Who Decides the Land is Sacred?
Who Decides the Land is Sacred? 2017 |
As this is my first blog/entry I'll start with a brief intro. I'm an artist working across a broad range of processes, mediums and modes (you can see my work at aureolestudios.com) who also has a deep love of visual (concrete) poetry. This blog will not feature my own work per se (well, for the most part) but will feature the works of visual poets whose efforts I've been inspired to appropriate/hijack/hack and respond to. Using Adobe Photoshop I re-visualize their texts using basic digital stop-motion movement, the results are infinitely (usually) looping animations.
I've been riffing on what I call a .gif economy for three years now and have a backlog of these works that I will share once a week or so and will intersperse these posts with new animations as they are made along with a few thoughts, ruminations and ramblings (or not) on the process and purpose at hand.

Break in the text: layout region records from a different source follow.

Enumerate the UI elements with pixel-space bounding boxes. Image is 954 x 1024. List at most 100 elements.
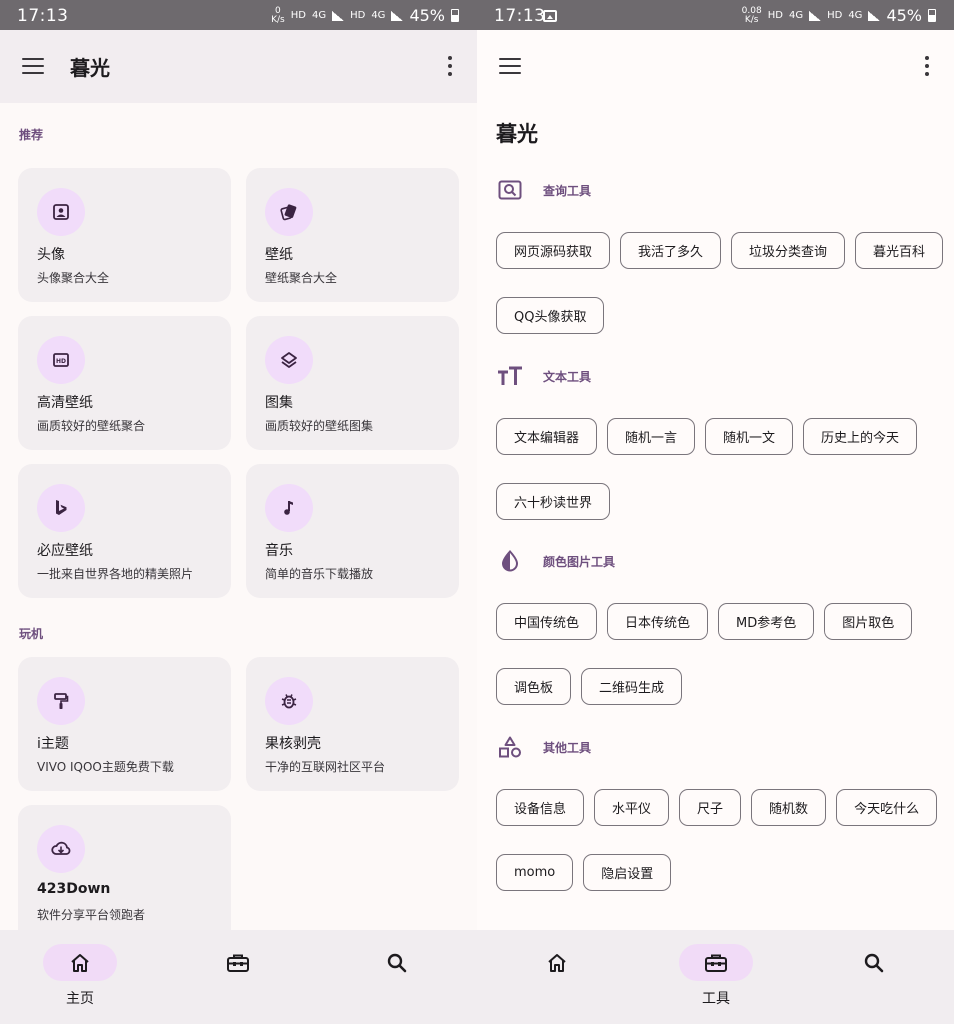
nav-search[interactable] [359, 944, 435, 1010]
chip-japanese-colors[interactable]: 日本传统色 [607, 603, 709, 640]
chip-chinese-colors[interactable]: 中国传统色 [496, 603, 598, 640]
chip-60s-news[interactable]: 六十秒读世界 [496, 483, 611, 520]
top-app-bar: 暮光 [0, 30, 477, 103]
layers-icon [265, 336, 313, 384]
more-options-icon[interactable] [924, 56, 930, 76]
tools-screen: 17:13 0.08 K/s HD 4G HD 4G 45% 暮光 查询工具 网页… [477, 0, 954, 1024]
nav-tools[interactable] [200, 944, 276, 1010]
nav-home[interactable]: 主页 [42, 944, 118, 1010]
chip-web-source[interactable]: 网页源码获取 [496, 232, 611, 269]
network-type-2: 4G [371, 10, 386, 21]
chip-wiki[interactable]: 暮光百科 [855, 232, 944, 269]
chip-row: 六十秒读世界 [496, 483, 611, 520]
chip-row: 网页源码获取 我活了多久 垃圾分类查询 暮光百科 [496, 232, 944, 269]
chip-level[interactable]: 水平仪 [594, 789, 670, 826]
chip-momo[interactable]: momo [496, 854, 574, 891]
chip-md-colors[interactable]: MD参考色 [718, 603, 815, 640]
chip-history-today[interactable]: 历史上的今天 [803, 418, 918, 455]
paint-roller-icon [37, 677, 85, 725]
nav-search[interactable] [836, 944, 912, 1010]
battery-icon [928, 9, 936, 22]
home-icon [520, 944, 594, 981]
chip-row: momo 隐启设置 [496, 854, 672, 891]
card-subtitle: 画质较好的壁纸图集 [265, 419, 374, 433]
card-subtitle: 壁纸聚合大全 [265, 271, 338, 285]
signal-icon [809, 10, 822, 21]
app-title: 暮光 [70, 56, 110, 80]
search-box-icon [497, 178, 523, 202]
card-music[interactable]: 音乐 简单的音乐下载播放 [246, 464, 459, 598]
hd-icon: HD [37, 336, 85, 384]
toolbox-icon [679, 944, 753, 981]
card-gallery[interactable]: 图集 画质较好的壁纸图集 [246, 316, 459, 450]
section-color-tools: 颜色图片工具 [497, 549, 615, 573]
nav-home-label: 主页 [66, 991, 94, 1007]
bottom-navigation: 主页 [0, 930, 477, 1024]
card-title: 必应壁纸 [37, 543, 93, 559]
gallery-notification-icon [543, 10, 557, 22]
nav-tools[interactable]: 工具 [678, 944, 754, 1010]
chip-hidden-settings[interactable]: 隐启设置 [583, 854, 672, 891]
top-app-bar [477, 30, 954, 103]
signal-icon-2 [391, 10, 404, 21]
status-bar: 17:13 0.08 K/s HD 4G HD 4G 45% [477, 0, 954, 30]
card-hd-wallpaper[interactable]: HD 高清壁纸 画质较好的壁纸聚合 [18, 316, 231, 450]
search-icon [360, 944, 434, 981]
home-icon [43, 944, 117, 981]
card-title: i主题 [37, 736, 69, 752]
section-other-tools: 其他工具 [497, 735, 591, 759]
network-type: 4G [788, 10, 804, 21]
chip-garbage-sort[interactable]: 垃圾分类查询 [731, 232, 846, 269]
search-icon [837, 944, 911, 981]
card-subtitle: 画质较好的壁纸聚合 [37, 419, 146, 433]
text-size-icon [497, 364, 523, 388]
chip-random-article[interactable]: 随机一文 [705, 418, 794, 455]
nav-home[interactable] [519, 944, 595, 1010]
card-i-theme[interactable]: i主题 VIVO IQOO主题免费下载 [18, 657, 231, 791]
network-type-2: 4G [848, 10, 863, 21]
toolbox-icon [201, 944, 275, 981]
chip-qr-generator[interactable]: 二维码生成 [581, 668, 683, 705]
card-title: 壁纸 [265, 247, 293, 263]
battery-percent: 45% [409, 6, 445, 25]
card-bing-wallpaper[interactable]: 必应壁纸 一批来自世界各地的精美照片 [18, 464, 231, 598]
chip-random-number[interactable]: 随机数 [751, 789, 827, 826]
card-avatar[interactable]: 头像 头像聚合大全 [18, 168, 231, 302]
card-title: 果核剥壳 [265, 736, 321, 752]
section-title: 查询工具 [543, 183, 592, 198]
chip-how-long-lived[interactable]: 我活了多久 [620, 232, 722, 269]
chip-ruler[interactable]: 尺子 [679, 789, 742, 826]
chip-device-info[interactable]: 设备信息 [496, 789, 585, 826]
cloud-download-icon [37, 825, 85, 873]
chip-text-editor[interactable]: 文本编辑器 [496, 418, 598, 455]
wallpaper-icon [265, 188, 313, 236]
menu-icon[interactable] [499, 58, 521, 74]
chip-palette[interactable]: 调色板 [496, 668, 572, 705]
card-guohe[interactable]: 果核剥壳 干净的互联网社区平台 [246, 657, 459, 791]
section-title: 其他工具 [543, 740, 592, 755]
chip-what-to-eat[interactable]: 今天吃什么 [836, 789, 938, 826]
card-subtitle: VIVO IQOO主题免费下载 [37, 760, 174, 774]
contrast-drop-icon [497, 549, 523, 573]
signal-icon-2 [868, 10, 881, 21]
chip-row: 文本编辑器 随机一言 随机一文 历史上的今天 [496, 418, 918, 455]
chip-qq-avatar[interactable]: QQ头像获取 [496, 297, 605, 334]
menu-icon[interactable] [22, 58, 44, 74]
svg-text:HD: HD [56, 358, 66, 365]
card-subtitle: 简单的音乐下载播放 [265, 567, 374, 581]
card-wallpaper[interactable]: 壁纸 壁纸聚合大全 [246, 168, 459, 302]
hd-indicator-2: HD [827, 10, 843, 21]
more-options-icon[interactable] [447, 56, 453, 76]
status-indicators: 0.08 K/s HD 4G HD 4G 45% [742, 6, 936, 25]
hd-indicator: HD [290, 10, 306, 21]
status-time: 17:13 [494, 6, 546, 26]
chip-row: 中国传统色 日本传统色 MD参考色 图片取色 [496, 603, 913, 640]
card-title: 图集 [265, 395, 293, 411]
chip-image-color-picker[interactable]: 图片取色 [824, 603, 913, 640]
chip-random-quote[interactable]: 随机一言 [607, 418, 696, 455]
hd-indicator: HD [767, 10, 783, 21]
signal-icon [332, 10, 345, 21]
chip-row: 设备信息 水平仪 尺子 随机数 今天吃什么 [496, 789, 938, 826]
status-bar: 17:13 0 K/s HD 4G HD 4G 45% [0, 0, 477, 30]
nav-tools-label: 工具 [702, 991, 730, 1007]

For my first post I've decided to share an "original" work of titled Who Decides the Land is Sacred? 2017. It was inspired by Nisga'a poet Jordan Abel's Cartography 12 and the ongoing conflicts between Indigneous peoples, oil companies and animal rights groups over land and animal rights (as well as the recurring tensions in the Shorthills Park in the Niagara Region). The moving line in the image was harvested from a Vancouver Sun article headline on the Supreme Court of Canada case Ktunaxa Nation versus British Columbia in which the SCC ruled against the Indigenous group.